We're marking the issue as resolved after monitoring the service for the last hour.
In summary, there were two periods of about 15-20 minutes of outage, caused by our database becoming unhealthy and not failing over at an acceptable speed to a backup. This, in turn, delayed our syncing queue, adding additional load to the system when the database came back online.
We're working with our cloud provider to address the failover issue and hope to make additional upgrades to our hardware during the next maintenance period to avoid similar outages in the future.
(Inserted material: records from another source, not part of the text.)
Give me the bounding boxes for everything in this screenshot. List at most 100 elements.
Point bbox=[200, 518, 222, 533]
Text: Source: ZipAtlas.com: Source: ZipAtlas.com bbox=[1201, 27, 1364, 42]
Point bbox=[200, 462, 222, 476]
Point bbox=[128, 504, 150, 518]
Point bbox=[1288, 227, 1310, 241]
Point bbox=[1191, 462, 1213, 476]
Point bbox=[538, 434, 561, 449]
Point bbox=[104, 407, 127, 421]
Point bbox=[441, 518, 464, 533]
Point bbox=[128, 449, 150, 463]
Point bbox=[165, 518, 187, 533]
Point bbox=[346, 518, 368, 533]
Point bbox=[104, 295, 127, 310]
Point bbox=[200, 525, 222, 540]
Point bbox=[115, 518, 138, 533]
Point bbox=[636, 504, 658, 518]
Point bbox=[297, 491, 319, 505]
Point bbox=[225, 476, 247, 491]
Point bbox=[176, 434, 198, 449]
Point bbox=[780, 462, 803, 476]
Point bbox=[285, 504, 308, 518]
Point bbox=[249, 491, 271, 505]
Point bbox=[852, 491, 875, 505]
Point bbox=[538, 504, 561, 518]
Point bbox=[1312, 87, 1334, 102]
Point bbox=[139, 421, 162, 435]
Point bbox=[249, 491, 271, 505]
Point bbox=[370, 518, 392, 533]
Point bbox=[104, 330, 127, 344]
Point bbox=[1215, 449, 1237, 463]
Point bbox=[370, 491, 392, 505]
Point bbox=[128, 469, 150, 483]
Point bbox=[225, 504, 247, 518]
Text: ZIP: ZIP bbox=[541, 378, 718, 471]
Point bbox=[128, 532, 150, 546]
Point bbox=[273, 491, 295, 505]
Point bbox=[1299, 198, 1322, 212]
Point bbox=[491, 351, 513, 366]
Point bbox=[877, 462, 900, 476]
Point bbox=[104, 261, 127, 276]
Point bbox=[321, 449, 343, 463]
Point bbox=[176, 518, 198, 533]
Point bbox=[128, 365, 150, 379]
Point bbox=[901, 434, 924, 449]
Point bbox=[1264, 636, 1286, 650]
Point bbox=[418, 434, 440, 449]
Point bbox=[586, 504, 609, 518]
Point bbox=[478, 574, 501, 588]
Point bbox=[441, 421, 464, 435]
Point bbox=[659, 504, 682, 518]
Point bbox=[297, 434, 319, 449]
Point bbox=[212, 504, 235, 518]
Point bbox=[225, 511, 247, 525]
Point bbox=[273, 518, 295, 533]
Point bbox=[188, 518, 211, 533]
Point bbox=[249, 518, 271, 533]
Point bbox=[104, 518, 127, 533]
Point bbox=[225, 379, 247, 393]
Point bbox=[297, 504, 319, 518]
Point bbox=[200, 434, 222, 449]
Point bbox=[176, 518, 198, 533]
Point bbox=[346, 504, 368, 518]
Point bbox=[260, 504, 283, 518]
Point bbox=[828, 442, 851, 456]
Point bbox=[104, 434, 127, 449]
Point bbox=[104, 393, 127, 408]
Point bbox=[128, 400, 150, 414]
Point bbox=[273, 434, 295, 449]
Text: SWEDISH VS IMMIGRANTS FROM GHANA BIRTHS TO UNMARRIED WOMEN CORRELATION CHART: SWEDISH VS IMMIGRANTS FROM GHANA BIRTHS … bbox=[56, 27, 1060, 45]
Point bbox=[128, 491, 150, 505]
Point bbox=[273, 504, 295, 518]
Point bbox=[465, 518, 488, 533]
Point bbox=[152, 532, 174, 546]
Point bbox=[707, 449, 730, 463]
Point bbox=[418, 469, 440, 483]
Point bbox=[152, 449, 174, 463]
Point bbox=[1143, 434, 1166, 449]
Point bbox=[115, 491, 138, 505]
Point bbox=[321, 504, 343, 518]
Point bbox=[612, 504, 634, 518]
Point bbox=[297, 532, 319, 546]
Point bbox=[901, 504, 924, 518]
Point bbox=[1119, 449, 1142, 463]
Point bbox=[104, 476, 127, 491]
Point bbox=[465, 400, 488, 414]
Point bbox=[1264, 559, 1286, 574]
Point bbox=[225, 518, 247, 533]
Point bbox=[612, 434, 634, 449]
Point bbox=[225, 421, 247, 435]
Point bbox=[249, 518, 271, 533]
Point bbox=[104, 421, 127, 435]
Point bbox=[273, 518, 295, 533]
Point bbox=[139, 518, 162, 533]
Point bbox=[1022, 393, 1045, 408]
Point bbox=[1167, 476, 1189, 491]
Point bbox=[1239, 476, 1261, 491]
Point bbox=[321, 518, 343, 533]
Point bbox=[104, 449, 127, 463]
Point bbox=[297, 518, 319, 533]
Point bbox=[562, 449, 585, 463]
Posted Aug 14, 2018 - 15:43 EDT
To keep the service stable while we continue investigating the issues from today, we've throttled calendar syncing. This may result in remote calendar changes taking longer than usual to appear in Robin.
Posted Aug 14, 2018 - 13:04 EDT
Things are once again stable, though we continue to monitor closely. The outage seemed to stem from some odd behavior we're observing in our primary database and we're looking into the issue with our cloud provider, AWS.
Posted Aug 14, 2018 - 12:44 EDT
We are continuing to monitor for any further issues.
Posted Aug 14, 2018 - 12:31 EDT
Seeing elevated latency again. We're addressing the issue.
Posted Aug 14, 2018 - 12:25 EDT
A fix has been implemented and we are monitoring the results.
Posted Aug 14, 2018 - 10:54 EDT
We've noticed elevated latency in the API causing longer page load times. We're adding additional resources to help fix the issue.
Posted Aug 14, 2018 - 10:51 EDT
This incident affected: Calendar Syncing (Syncing Service) and Dashboard, API.